Freightways’ Managing Director, Dean Bracewell, explained that the positive features of the markets in which Freightways operates, the resilience of its business models to adapt to changing market circumstances and the execution of growth strategies, have contributed to this result. Both the express package & business mail division and the information management division posted positive results.
The express package & business mail division, which operates a multi-brand strategy in the domestic market through New Zealand Couriers, Post Haste, Castle Parcels, NOW Couriers, SUB60, Security Express, Kiwi Express, Stuck, Pass The Parcel, DX Mail and Dataprint, reported operating revenue of NZ$370m for the year, 2.9% higher than in 2015. EBITA of NZ$62m was consistent with the previous year.

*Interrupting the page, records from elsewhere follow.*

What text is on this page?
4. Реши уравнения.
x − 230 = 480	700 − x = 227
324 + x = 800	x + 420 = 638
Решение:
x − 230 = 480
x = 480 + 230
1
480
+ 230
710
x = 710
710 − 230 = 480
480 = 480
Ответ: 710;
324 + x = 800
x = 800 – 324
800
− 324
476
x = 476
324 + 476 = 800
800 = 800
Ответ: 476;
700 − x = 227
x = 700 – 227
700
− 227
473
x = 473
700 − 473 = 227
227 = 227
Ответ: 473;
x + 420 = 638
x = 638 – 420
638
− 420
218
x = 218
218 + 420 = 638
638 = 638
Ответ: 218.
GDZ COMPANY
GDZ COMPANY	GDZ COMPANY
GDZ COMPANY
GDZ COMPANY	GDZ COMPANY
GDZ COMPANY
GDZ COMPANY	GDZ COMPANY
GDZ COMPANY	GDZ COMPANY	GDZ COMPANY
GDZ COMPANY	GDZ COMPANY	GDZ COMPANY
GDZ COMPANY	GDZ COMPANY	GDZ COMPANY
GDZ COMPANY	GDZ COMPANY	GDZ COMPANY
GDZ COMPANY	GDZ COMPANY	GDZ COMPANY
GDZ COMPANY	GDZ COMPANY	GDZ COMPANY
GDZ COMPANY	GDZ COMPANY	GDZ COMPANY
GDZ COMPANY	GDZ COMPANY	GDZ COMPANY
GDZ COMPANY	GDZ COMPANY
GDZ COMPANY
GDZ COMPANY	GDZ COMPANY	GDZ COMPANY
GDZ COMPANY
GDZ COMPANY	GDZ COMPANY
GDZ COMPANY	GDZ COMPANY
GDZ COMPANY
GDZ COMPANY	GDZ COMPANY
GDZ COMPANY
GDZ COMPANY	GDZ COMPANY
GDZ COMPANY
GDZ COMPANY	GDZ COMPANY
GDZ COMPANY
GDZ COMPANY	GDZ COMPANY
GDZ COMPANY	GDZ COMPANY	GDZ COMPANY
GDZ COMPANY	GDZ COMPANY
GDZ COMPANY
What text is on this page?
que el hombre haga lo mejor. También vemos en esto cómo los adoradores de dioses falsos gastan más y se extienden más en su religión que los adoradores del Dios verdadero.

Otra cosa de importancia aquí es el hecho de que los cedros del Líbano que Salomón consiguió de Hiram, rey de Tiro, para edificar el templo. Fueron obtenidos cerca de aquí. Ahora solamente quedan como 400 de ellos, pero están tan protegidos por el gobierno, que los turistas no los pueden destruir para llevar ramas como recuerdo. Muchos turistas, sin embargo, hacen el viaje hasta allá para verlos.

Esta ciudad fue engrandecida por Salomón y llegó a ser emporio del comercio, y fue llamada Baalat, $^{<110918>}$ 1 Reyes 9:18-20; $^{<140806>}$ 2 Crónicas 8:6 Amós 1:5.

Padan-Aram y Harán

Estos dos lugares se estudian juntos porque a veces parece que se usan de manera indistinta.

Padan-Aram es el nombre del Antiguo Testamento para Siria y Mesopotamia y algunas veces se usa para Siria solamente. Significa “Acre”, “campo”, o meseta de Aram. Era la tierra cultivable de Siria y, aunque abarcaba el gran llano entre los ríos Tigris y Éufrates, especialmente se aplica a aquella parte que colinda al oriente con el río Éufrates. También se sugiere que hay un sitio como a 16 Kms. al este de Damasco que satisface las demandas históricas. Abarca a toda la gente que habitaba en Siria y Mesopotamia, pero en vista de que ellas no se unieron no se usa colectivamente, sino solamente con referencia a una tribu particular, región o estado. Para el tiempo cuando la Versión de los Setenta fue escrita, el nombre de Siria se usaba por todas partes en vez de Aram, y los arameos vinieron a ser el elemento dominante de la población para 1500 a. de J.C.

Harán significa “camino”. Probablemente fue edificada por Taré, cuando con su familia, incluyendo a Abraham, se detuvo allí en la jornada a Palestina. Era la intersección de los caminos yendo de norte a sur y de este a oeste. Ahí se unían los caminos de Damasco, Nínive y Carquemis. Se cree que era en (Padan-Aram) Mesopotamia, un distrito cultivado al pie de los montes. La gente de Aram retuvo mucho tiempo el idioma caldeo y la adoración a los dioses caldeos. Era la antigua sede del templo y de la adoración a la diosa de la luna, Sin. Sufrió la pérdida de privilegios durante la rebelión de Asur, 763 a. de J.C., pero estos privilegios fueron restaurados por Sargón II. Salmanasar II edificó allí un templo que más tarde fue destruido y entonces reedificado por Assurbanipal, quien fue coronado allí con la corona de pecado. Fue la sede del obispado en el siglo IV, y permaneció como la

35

The information management division, which now generates more than 30% of Freightways’ earnings, reported operating revenue for the year of NZ$137m – up 12.5% on the 2015 result, while EBITA of NZ$28m was 18.0% higher. Bracewell stated that decisions made during the year to contribute to the long-term performance of this division included: consolidating the established information management businesses under a common brand – The Information Management Group (TIMG), and investing around NZ$2.5m during 2017 to complete the relocation of three Sydney-based information management facilities into a single purpose-built facility.
Looking forward, Bracewell has said of the Information Management Division, “[It] may perform slightly below the prior comparative period, due to the strong year just completed, which included some large one-off project work and also due to the costs of establishing the new purpose-built Sydney facility during 2017, offsetting the otherwise positive trading performance expected of this division.”